With estimates between 2.6 and 2.9 million women and men in attendance across the nation, the march is regarded as the largest protest in U.S history. And, as NBC News points out, not a single arrest was needed. Peaceful is productive. Additionally, there were hundreds and hundreds of rallies worldwide. (Click here to see the amazing NYTimes gallery of global marches photos.) Millions of women and men are finally on board with the importance of feminism.

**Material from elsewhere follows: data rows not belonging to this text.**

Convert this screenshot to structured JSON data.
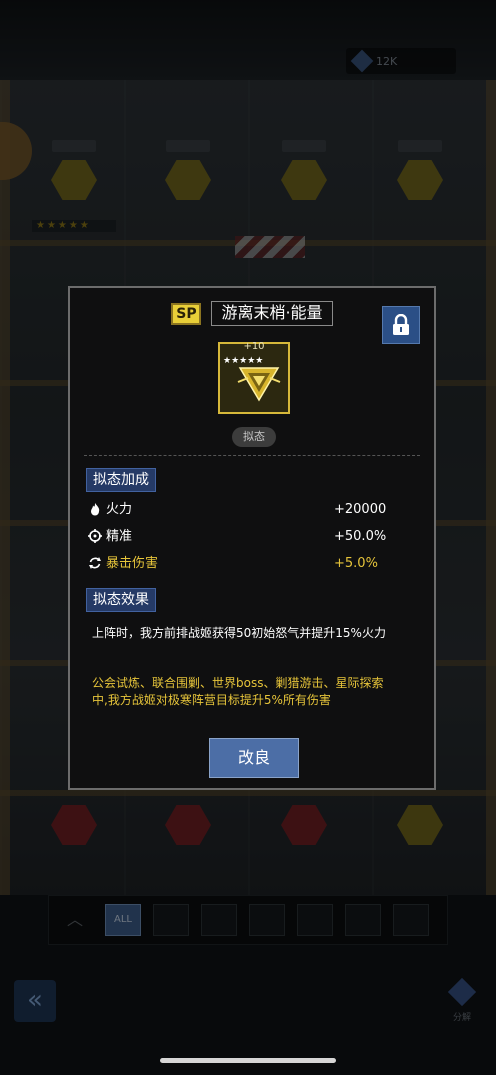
{
  "background": {
    "resource_value": "12K",
    "filter_all_label": "ALL",
    "decompose_label": "分解"
  },
  "modal": {
    "sp_badge": "SP",
    "title": "游离末梢·能量",
    "item_level": "+10",
    "item_stars": 5,
    "item_tag": "拟态",
    "bonus_section": "拟态加成",
    "stats": [
      {
        "name": "火力",
        "value": "+20000",
        "color": "#ffffff"
      },
      {
        "name": "精准",
        "value": "+50.0%",
        "color": "#ffffff"
      },
      {
        "name": "暴击伤害",
        "value": "+5.0%",
        "color": "#e6c43a"
      }
    ],
    "effect_section": "拟态效果",
    "effect_text": "上阵时，我方前排战姬获得50初始怒气并提升15%火力",
    "effect_text_gold": "公会试炼、联合围剿、世界boss、剿猎游击、星际探索中,我方战姬对极寒阵营目标提升5%所有伤害",
    "improve_button": "改良"
  },
  "colors": {
    "gold": "#e6c43a",
    "section_blue": "#253a66",
    "button_blue": "#4c6ea6"
  }
}
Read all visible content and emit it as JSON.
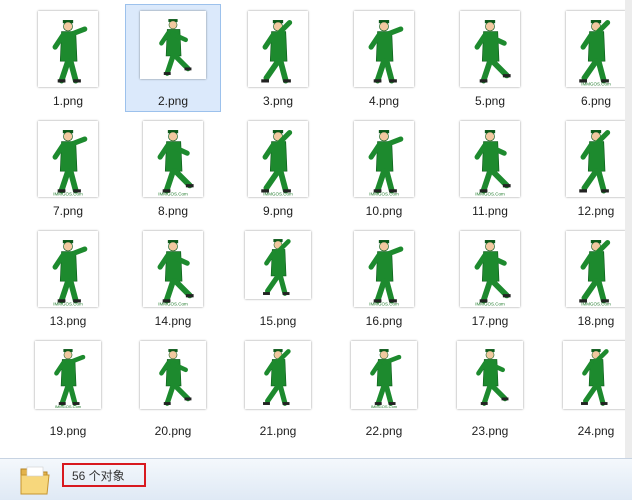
{
  "files": [
    {
      "name": "1.png",
      "tall": true,
      "caption": false
    },
    {
      "name": "2.png",
      "tall": false,
      "caption": false
    },
    {
      "name": "3.png",
      "tall": true,
      "caption": false
    },
    {
      "name": "4.png",
      "tall": true,
      "caption": false
    },
    {
      "name": "5.png",
      "tall": true,
      "caption": false
    },
    {
      "name": "6.png",
      "tall": true,
      "caption": true
    },
    {
      "name": "7.png",
      "tall": true,
      "caption": true
    },
    {
      "name": "8.png",
      "tall": true,
      "caption": true
    },
    {
      "name": "9.png",
      "tall": true,
      "caption": true
    },
    {
      "name": "10.png",
      "tall": true,
      "caption": true
    },
    {
      "name": "11.png",
      "tall": true,
      "caption": true
    },
    {
      "name": "12.png",
      "tall": true,
      "caption": false
    },
    {
      "name": "13.png",
      "tall": true,
      "caption": true
    },
    {
      "name": "14.png",
      "tall": true,
      "caption": true
    },
    {
      "name": "15.png",
      "tall": false,
      "caption": false
    },
    {
      "name": "16.png",
      "tall": true,
      "caption": true
    },
    {
      "name": "17.png",
      "tall": true,
      "caption": true
    },
    {
      "name": "18.png",
      "tall": true,
      "caption": true
    },
    {
      "name": "19.png",
      "tall": false,
      "caption": true
    },
    {
      "name": "20.png",
      "tall": false,
      "caption": false
    },
    {
      "name": "21.png",
      "tall": false,
      "caption": false
    },
    {
      "name": "22.png",
      "tall": false,
      "caption": true
    },
    {
      "name": "23.png",
      "tall": false,
      "caption": false
    },
    {
      "name": "24.png",
      "tall": false,
      "caption": false
    }
  ],
  "selected_file": "2.png",
  "thumb_caption": "IMMGOS.Com",
  "status": {
    "count_text": "56 个对象"
  },
  "colors": {
    "uniform": "#1d8a2e",
    "uniform_dark": "#0c5a1a",
    "caption": "#1e7a2a",
    "selection": "#dbe9fb",
    "highlight_box": "#d8191f"
  }
}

The March in Montana was a profound experience. When we arrived at the Women’s March in Helena, the crowd of women and men was so massive it curved around up ahead beyond our sight. I got more of a sense of just how huge the protest was when a wave of momentous cheering came from somewhere far, far ahead and rippled through the crowed to where we stood. I couldn’t help but turning to my friends and saying “This is the positive revolution right here.” And it truly is, especially if we keep this momentum up.

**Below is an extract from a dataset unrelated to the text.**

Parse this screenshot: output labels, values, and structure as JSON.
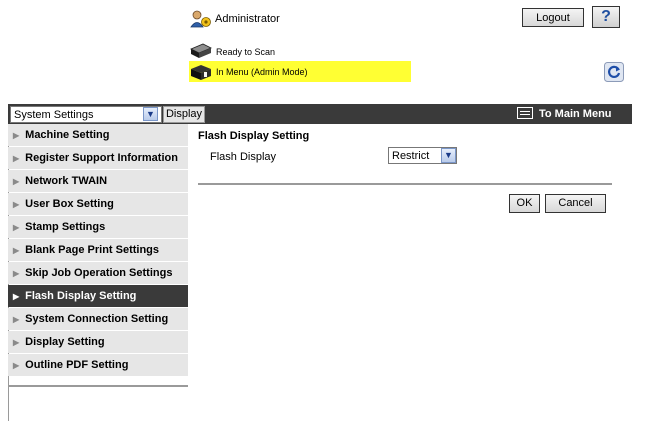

The sun hadn’t made it’s way out of the clouds for weeks and here it was warming up us protesters in the below freezing temperatures. The energy was amazing. The march began to move with signs bobbing up and down and people joyously coming together to celebrate ‘love trumping hate” and to stand up fiercely for ALL women’s rights. As the march turned the corner, my friends and I took to climbing the snow covered hill, our boots sinking into feet of snow, along with other marchers, to get a glimpse of the speakers with the magnificent Helena capitol building in the background. The speakers began with first acknowledging that we were standing on native ground. Speakers talked about women’s rights including bodily rights, freedom from rape, native rights, economic justice, black lives matter, LGBTQ, water protectors, access to good education, muslim rights and uniting all women and men. I looked around at the crowd of fierce women of all ages taking a stand, and at my amazing friends who had come with me. I especially appreciated that three of my best guy friends had been so excited to come out and show support with us. They were one of the thousands of men who marched in partnership.
After the march, the town of Helena was packed and it was impossible to find a place to eat so we stopped into a bar and grill in the middle of nowhere in between Helena and Missoula. We walked into the bar filled with very nice, yet thrown-off at seeing us, cowboys and men in snow work-pants and camouflage. I took my jacket off and sported my “this is what a feminist looks like” shirt and my Rosie the Riveter earrings without thinking about how funny it was I was rocking my feminism so proudly in such a bar: A rural area in the thick of Montana where, according to most voting trends, had most likely voted for Trump and might never have taken a second thought to think about why feminism might be important. More marchers ended up coming into the place, throwing off the original rural, isolated vibe.
Driving home with my friends sleeping in the backseat as I peered out at the snowy landscape with the sun peaking through the clouds in shades of tangerine, I thought about how influential the moment was: Finally, women’s voices were being heard in massive protest. (One only has to look at the absence of women’s participation in history to gather the momentousness of the day.) Nearly 10,000 women and men turned out for the march in Helena, (6,000 more than projected) and nearly 500,000 women and men turned up in Washington D.C, and 2.6 million across the nation, to say: It is high time we have bodily rights, equal pay, freedom from rape and other violence, and the ability and right to participate fully and loudly in our own society. To say all people, women and men of all color, of all backgrounds, religious (and non-religious) affiliations, sexualities and gender identities, all have inalienable rights that need respect. To paraphrase one of the speakers at the rally “We need to look at our neighbors and say, ‘I see you and I honor you.'”
We are a community of humans: The experience made my heart feel full to the brim with, you guessed it, LOVE. Love is such a fundamental driving factor in humans which creates such immeasurable beauty we should not be afraid of being “cheesy” and instead say “Yes. I’ve got a lot of love for y’all fellow humans, ALL of you, and we’re all in this together. So I’m going to act with love.” Throughout the march, I thought especially of my loving mother and my grandmothers.